To a very large extent the Zimbabwean petroleum trade is financed partly out of exports, from the net exporters, and partly by the direct use of diaspora remittances.
In fact fuel and gas purchases are probably now the major conduit for brining diaspora money into the formal economy, and where the diaspora inflows in practical terms balance the trading account.
While the mining industry can continue to push exports, and our farmers can continue their excellent efforts with Government assistance to feed us with ever lower food imports, we need to do more.
We already export tobacco, as leaf, processed leaf admittedly with a fair amount of value added, but still leaf. Once again in his budget Minister of Finance and Economic Development Mthuli Ncube wants to see more manufactured tobacco exports.

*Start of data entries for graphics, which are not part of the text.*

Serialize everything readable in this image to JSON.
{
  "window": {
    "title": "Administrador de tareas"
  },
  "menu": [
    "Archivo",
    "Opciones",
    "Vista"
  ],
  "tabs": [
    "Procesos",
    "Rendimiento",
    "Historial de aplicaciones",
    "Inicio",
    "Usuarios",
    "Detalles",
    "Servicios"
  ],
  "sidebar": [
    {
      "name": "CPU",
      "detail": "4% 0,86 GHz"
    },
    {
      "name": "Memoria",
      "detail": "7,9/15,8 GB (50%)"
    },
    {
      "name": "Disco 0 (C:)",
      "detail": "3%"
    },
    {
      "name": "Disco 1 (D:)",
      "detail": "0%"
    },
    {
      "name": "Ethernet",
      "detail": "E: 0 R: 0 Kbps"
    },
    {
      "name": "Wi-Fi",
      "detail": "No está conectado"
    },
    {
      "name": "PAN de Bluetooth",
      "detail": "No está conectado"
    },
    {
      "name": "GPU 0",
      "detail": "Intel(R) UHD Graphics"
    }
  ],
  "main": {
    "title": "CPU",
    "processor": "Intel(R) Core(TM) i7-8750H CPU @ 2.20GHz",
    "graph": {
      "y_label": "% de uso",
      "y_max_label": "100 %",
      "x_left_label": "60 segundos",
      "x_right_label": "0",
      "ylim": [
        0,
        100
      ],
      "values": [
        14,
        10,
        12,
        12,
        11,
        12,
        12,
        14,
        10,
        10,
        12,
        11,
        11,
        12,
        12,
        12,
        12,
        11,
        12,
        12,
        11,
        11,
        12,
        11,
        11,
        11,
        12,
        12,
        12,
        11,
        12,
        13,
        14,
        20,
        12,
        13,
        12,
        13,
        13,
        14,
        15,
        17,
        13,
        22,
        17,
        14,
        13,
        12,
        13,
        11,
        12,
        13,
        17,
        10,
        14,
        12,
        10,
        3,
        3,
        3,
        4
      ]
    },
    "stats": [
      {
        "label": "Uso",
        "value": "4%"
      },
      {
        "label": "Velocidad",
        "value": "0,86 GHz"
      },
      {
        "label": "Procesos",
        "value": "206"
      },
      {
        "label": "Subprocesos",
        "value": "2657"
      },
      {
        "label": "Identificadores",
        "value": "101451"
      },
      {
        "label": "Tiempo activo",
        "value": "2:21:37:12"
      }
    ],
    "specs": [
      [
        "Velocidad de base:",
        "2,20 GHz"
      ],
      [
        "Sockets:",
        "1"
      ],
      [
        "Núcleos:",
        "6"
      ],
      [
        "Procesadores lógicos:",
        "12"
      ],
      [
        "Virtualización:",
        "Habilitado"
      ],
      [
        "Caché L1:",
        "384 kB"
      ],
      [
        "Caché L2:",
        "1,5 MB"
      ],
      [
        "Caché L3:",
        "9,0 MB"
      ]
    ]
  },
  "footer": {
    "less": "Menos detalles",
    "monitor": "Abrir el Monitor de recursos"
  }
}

Non-smokers might not realise that there is a very wide range of leaf used to make cigarettes and pipe tobacco, and Zimbabwe tends to concentrate on the middle grades of flue-cured Virginia tobacco.
But our industry is now sufficiently developed, and our farmers are sufficiently skilled, that we could widen the range of what we grow, bringing in more of the air-cured and Oriental varieties that provide flavour, and then build our export markets for cigarettes followed by rolling tobaccos, cigars and pipe tobaccos.
We need to start thinking about what other agricultural products we can export once we have filled any gaps in our local consumption and built up some decent reserves.
Here we should be looking more at the luxury and higher value ends, since bulk export of grain from our geographical position is not really ever going to be seriously profitable. This requires a close relationship between farmers and manufacturers to develop new products.
Manufacturers now need, with locally-made steel and other locally-refined metals on the horizon, to start expanding their ranges of goods. Several have noticed that the Government driven upsurge in farming is creating a new market for the right goods at the right prices. Considering that small-scale farming dominates Africa, but that these farmers still want state-of-art equipment, but suitable for their needs, it appears that it should be possible for Zimbabwean manufacturers to carve out a respectable market for quality and suitable products.
Import substitution is all very well, but it can lead to a dead end. Smarter is to work out how to have the best quality at the same prices and move outside the local market into the harsher, but rewarding world of exports, where limits on growth are for all practical purposes non-existent.
Selling into a market of 1 billion obviously has fewer limits than one of 16 million Zimbabweans. We still win, but out of the future industrial giants in Africa it would be a good idea if a few had a Zimbabwean address.
And pushing our exports also creates jobs faster and grows the economy quicker.